Galileo's final commentary
With polished pieces of wood, he redefined our understanding of nature. With a hollow wooden tube and two pieces of glass, he redefined our understanding of the cosmos. But consider this: Galileo's telescope was about 30x power -- the same as many binoculars.  With it, though, he saw the craters of the moon, counted the moons of Jupiter and found Saturn had rings. Either the crisp night air was much clearer in 17th century Florence or the man had the eyes of an eagle.

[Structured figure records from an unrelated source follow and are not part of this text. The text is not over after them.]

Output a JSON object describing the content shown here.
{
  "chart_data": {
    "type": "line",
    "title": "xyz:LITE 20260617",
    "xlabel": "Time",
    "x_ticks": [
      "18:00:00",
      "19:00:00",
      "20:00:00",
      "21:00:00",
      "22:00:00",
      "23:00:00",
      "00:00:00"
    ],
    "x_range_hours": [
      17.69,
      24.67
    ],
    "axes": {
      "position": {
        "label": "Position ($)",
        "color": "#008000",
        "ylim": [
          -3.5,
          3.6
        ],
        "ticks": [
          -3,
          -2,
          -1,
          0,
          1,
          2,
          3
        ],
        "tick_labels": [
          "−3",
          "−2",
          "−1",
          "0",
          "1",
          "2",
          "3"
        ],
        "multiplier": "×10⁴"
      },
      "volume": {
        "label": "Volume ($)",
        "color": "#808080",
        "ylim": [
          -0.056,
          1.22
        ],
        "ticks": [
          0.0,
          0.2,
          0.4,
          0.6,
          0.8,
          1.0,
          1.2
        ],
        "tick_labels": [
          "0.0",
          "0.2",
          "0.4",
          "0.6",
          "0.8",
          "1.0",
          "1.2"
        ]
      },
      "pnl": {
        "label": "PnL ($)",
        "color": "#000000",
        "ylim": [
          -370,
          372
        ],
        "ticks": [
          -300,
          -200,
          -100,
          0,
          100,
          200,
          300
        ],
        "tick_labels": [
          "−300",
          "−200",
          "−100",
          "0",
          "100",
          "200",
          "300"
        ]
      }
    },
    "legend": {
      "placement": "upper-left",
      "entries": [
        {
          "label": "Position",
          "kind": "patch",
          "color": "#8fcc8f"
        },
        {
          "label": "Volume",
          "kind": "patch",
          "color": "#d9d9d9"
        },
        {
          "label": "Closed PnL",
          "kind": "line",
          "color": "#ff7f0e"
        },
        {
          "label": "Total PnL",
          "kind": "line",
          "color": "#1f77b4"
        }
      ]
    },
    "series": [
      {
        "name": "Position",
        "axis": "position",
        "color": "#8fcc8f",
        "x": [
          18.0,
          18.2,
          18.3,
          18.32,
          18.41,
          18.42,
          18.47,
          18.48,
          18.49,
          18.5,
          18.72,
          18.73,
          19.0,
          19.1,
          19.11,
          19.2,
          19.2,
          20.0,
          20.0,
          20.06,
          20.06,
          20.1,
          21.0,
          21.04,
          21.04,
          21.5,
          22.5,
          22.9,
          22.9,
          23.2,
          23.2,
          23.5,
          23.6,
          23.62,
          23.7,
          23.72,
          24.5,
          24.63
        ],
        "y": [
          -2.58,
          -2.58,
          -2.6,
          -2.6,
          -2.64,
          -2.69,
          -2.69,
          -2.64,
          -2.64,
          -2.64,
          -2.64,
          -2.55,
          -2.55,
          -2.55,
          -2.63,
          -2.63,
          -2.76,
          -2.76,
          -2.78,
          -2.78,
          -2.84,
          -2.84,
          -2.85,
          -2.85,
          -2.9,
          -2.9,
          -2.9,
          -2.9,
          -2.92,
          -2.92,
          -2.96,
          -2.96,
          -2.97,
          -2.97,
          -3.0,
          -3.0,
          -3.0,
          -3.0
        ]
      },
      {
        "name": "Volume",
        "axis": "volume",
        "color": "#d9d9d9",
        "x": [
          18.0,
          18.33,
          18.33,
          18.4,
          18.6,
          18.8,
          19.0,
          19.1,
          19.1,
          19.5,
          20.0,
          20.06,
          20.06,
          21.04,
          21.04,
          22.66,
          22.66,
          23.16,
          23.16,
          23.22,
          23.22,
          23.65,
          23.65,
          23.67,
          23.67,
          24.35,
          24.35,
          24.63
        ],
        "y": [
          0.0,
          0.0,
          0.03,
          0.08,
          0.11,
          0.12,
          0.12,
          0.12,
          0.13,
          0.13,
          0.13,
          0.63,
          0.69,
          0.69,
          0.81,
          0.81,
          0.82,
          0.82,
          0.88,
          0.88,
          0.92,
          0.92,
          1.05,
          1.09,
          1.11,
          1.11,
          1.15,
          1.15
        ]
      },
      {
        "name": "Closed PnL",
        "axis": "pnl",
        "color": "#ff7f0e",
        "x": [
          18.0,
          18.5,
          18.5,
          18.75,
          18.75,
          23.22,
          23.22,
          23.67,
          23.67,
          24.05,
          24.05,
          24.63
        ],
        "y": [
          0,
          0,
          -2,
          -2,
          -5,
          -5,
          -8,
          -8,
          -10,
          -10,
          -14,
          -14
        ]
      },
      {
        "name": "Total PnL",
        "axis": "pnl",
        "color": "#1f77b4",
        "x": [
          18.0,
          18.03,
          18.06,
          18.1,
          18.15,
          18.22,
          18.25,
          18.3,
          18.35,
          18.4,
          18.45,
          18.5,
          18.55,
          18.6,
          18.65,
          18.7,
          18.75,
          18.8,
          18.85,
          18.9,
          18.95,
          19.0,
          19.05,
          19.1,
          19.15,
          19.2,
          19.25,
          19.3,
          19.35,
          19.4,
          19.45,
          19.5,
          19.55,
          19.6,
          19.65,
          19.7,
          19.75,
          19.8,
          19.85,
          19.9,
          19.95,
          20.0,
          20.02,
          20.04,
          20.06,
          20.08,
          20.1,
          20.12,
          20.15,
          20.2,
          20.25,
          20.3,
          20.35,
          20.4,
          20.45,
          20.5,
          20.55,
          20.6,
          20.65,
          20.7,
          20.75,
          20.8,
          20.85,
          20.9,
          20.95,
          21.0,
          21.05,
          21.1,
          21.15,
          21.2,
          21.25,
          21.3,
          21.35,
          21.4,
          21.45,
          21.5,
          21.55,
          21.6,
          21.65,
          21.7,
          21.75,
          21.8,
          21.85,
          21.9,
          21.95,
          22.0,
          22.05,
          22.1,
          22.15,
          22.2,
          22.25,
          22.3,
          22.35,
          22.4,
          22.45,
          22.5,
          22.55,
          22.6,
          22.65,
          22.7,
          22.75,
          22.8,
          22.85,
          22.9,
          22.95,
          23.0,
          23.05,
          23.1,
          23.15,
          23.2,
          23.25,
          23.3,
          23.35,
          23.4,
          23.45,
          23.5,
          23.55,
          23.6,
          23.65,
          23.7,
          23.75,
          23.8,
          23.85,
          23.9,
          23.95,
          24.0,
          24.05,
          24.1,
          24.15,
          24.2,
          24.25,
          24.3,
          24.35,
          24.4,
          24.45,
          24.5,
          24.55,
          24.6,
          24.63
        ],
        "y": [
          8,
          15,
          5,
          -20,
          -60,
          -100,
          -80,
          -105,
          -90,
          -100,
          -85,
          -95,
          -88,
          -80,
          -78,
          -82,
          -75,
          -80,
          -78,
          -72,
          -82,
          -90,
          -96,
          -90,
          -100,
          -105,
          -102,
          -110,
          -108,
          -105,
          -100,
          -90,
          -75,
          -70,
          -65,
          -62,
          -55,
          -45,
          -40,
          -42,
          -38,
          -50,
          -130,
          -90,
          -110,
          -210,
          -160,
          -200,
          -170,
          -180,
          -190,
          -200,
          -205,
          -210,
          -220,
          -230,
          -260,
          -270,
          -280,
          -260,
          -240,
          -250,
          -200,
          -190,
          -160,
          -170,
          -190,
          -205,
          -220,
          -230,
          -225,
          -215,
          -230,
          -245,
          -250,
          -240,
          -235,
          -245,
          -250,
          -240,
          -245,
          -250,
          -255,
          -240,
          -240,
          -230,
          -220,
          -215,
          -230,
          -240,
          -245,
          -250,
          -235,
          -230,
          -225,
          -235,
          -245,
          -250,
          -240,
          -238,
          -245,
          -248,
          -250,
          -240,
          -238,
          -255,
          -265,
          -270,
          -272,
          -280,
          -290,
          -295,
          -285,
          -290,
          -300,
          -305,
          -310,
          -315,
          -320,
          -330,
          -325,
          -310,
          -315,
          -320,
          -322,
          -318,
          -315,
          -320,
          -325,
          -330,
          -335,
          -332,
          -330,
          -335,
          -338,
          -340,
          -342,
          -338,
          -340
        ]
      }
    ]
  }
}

One thing my 8th grade science teacher did tell me was that Galileo was not very popular with the powers that be. The Inquisition threatened him with torture if he insisted that the Earth moves around the sun. He gave in and recanted. Popular legend, however, says that has he left the courtroom he turned and said "And yet it moves."

Maybe. That would seem to be a quick passport to the rack. But he did get in the last word -- or at least the last gesture. When he died, has acolytes cut off his middle finger and preserved it. Today it sits prominently in a glass case, surrounded by his persuasive models, flipping off the doubters of his world and ours.